I'm not talking about the debate of whether Starfleet is a military or not or rather naval as opposed to military. As someone who liked naval stories both fiction and non-fiction I knew the distinction between line and staff officers. The way they did that scene in "The Menagerie" made it 'feel' like a real professional naval or naval-like structure to me.

Robert
 
^^^Unless of course there's equipment on this ship that generates interference with "wireless" comm devices, hence the standard of using hard wired com panels.

Sure, but that's making up a reason to justify something because one wants the environment to be a certain way. There's no reason to assume it, otherwise.

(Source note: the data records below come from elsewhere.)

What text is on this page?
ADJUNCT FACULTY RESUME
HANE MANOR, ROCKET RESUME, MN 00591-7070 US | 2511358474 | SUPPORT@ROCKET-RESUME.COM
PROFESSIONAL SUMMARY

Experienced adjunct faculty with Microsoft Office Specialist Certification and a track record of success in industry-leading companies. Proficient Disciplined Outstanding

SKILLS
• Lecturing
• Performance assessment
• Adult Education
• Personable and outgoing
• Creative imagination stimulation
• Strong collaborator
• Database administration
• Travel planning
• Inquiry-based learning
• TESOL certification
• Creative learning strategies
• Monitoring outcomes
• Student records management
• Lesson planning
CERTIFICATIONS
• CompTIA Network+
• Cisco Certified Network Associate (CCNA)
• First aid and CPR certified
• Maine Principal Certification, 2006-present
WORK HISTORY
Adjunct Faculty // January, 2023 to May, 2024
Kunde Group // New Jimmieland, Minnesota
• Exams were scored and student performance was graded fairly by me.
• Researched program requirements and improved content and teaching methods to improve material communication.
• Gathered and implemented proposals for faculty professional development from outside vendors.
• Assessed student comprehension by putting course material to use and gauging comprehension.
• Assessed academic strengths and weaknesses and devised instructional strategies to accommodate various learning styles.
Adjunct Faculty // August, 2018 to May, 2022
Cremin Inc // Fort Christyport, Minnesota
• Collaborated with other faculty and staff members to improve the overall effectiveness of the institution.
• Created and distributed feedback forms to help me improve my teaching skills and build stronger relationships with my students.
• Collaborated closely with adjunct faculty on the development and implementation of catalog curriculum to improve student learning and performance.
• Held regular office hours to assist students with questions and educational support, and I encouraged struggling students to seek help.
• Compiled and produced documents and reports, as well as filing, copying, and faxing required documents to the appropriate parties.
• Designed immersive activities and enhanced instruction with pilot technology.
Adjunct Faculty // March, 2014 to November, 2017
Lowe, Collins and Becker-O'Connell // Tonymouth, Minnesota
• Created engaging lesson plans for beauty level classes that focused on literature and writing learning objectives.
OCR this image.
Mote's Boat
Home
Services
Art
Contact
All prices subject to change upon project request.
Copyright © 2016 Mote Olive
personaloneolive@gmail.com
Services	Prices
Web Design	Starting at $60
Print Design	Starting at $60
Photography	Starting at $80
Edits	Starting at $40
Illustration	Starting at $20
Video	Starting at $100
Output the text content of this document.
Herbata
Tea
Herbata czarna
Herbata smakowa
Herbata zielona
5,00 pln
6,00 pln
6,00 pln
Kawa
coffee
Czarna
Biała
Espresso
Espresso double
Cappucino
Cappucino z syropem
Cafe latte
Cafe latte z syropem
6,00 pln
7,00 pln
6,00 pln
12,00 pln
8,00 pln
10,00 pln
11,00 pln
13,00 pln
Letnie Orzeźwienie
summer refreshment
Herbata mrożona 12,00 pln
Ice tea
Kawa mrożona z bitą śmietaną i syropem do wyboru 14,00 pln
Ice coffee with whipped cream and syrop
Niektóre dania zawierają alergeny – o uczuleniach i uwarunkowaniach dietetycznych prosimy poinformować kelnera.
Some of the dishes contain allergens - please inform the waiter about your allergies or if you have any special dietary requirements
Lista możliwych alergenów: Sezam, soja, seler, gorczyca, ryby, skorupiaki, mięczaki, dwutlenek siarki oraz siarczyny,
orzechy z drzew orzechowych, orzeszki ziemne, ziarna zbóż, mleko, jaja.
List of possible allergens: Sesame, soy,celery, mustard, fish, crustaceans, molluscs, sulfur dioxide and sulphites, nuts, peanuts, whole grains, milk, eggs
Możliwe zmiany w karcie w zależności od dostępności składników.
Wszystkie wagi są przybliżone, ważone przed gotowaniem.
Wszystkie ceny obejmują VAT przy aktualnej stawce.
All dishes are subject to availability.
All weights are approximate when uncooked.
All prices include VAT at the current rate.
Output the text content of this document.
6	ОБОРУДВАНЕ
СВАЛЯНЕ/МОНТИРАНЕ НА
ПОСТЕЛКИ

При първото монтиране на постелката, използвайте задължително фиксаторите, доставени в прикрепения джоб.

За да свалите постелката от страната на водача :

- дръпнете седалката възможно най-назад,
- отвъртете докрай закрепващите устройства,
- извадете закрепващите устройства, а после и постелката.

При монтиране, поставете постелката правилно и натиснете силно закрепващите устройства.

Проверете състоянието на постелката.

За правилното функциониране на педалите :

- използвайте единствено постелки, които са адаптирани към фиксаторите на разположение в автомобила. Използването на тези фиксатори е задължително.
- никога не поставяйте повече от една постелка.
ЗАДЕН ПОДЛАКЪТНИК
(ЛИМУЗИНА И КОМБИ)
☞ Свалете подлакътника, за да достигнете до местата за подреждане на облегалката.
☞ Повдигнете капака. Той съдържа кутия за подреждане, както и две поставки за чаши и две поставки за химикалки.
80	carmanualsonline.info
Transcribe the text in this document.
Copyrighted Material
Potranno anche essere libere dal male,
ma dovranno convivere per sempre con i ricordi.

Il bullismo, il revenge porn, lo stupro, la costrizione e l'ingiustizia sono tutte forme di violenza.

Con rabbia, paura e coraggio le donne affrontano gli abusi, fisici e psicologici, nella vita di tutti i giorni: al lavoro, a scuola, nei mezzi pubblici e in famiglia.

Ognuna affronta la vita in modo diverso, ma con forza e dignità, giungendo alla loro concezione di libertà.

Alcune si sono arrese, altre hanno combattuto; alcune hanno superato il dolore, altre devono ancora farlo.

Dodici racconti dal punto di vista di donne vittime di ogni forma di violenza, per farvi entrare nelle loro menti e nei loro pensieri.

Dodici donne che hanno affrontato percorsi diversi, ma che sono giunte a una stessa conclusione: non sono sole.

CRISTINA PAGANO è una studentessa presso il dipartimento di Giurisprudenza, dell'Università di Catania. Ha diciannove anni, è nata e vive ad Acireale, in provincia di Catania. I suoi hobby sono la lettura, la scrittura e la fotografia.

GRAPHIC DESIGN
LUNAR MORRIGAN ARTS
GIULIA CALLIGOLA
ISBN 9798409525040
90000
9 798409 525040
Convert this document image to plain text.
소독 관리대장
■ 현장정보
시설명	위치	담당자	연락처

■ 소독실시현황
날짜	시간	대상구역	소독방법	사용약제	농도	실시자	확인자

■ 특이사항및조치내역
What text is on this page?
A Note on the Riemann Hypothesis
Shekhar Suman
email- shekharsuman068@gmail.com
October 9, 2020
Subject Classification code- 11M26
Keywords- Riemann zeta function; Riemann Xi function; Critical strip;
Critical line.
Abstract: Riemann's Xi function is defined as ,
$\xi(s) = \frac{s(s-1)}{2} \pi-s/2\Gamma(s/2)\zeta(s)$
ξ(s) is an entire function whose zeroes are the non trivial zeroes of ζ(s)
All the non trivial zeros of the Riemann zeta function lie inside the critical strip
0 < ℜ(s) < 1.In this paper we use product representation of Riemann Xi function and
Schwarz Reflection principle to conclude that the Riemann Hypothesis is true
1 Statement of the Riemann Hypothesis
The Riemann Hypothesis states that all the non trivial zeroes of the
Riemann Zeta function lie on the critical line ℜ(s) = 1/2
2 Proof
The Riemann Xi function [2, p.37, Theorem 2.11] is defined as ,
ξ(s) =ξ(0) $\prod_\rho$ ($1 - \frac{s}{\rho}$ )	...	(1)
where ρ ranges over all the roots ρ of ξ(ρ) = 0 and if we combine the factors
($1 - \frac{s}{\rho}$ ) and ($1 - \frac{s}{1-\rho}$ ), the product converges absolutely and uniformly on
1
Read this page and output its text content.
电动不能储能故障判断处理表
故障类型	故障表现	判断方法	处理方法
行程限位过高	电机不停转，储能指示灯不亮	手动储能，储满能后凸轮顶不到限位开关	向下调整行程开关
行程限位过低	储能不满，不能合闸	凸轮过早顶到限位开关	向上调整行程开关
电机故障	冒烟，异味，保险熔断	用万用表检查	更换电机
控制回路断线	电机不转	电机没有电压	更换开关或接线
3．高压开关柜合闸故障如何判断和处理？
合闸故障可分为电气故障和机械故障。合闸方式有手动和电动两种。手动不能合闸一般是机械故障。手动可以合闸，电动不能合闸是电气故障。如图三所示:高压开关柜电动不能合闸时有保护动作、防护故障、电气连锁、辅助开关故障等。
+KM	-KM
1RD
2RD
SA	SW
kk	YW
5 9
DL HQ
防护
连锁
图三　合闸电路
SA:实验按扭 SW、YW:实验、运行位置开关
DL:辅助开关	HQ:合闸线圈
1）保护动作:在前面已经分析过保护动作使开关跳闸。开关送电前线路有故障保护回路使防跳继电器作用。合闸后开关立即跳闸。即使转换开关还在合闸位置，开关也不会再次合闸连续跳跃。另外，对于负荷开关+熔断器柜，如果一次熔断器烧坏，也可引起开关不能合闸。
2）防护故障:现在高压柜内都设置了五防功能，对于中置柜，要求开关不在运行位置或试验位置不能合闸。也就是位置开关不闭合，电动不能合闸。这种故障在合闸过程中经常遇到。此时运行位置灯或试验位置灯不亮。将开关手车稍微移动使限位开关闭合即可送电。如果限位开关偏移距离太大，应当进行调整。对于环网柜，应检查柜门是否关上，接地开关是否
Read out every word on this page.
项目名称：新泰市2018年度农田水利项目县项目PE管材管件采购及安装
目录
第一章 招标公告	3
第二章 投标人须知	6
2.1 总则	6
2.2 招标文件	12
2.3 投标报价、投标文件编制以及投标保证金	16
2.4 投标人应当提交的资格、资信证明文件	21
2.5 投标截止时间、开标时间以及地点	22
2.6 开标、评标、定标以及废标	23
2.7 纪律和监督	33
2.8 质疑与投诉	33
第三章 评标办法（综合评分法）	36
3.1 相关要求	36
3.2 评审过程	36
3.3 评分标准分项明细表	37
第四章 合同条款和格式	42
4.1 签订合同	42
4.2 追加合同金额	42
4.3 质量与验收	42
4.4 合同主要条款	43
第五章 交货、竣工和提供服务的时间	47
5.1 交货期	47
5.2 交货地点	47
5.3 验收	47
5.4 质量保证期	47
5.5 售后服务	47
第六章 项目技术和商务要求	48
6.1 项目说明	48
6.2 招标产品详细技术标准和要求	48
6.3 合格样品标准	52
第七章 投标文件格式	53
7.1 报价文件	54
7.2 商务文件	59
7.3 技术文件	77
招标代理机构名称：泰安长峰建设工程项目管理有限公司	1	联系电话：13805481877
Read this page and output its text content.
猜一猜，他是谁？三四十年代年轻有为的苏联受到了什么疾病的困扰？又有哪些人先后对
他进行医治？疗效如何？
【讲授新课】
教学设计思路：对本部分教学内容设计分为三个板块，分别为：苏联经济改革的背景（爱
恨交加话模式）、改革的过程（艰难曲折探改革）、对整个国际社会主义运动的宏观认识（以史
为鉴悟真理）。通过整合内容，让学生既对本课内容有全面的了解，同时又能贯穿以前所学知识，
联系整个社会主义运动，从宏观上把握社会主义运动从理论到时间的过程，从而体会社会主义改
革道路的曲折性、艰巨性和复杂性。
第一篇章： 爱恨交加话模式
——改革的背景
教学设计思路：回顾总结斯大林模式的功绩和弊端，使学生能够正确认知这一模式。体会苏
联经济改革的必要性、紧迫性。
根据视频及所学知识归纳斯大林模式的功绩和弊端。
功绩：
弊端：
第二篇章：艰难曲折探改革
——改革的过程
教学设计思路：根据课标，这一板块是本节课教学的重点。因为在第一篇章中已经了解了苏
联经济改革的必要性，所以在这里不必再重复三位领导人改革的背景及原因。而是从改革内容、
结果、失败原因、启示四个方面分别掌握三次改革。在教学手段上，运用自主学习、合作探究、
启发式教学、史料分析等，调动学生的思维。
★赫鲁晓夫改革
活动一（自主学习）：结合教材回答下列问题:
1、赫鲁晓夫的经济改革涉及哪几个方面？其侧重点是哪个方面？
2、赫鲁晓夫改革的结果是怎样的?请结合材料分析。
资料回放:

Personal communication is increasingly ubiquitous. Any "future" that represents it as otherwise now comes across as backward or at least terribly unobservant in that respect.

William Gibson touched on this in his twentieth anniversary introduction to "Neuromancer." He's rather embarrassed that he blew the whole cellphone thing. :lol:

I rarely use any phone at the office other than my cellphone - I'm certainly not in one place often enough to get much use out of the landline. And I don't have a landline at home because I've no need for one.
 
It's all about verisimilitude, friends, and TOS had it in spades.
So, in no particular order...

1. No use of communicators during normal shipboard situations. Use the intercom.

There's aninteresting scene in "The Cage". Pike is in his quarters and gets a message on his communicator from Boyce. Later he gets a message from Spock on the bridge via a video connection.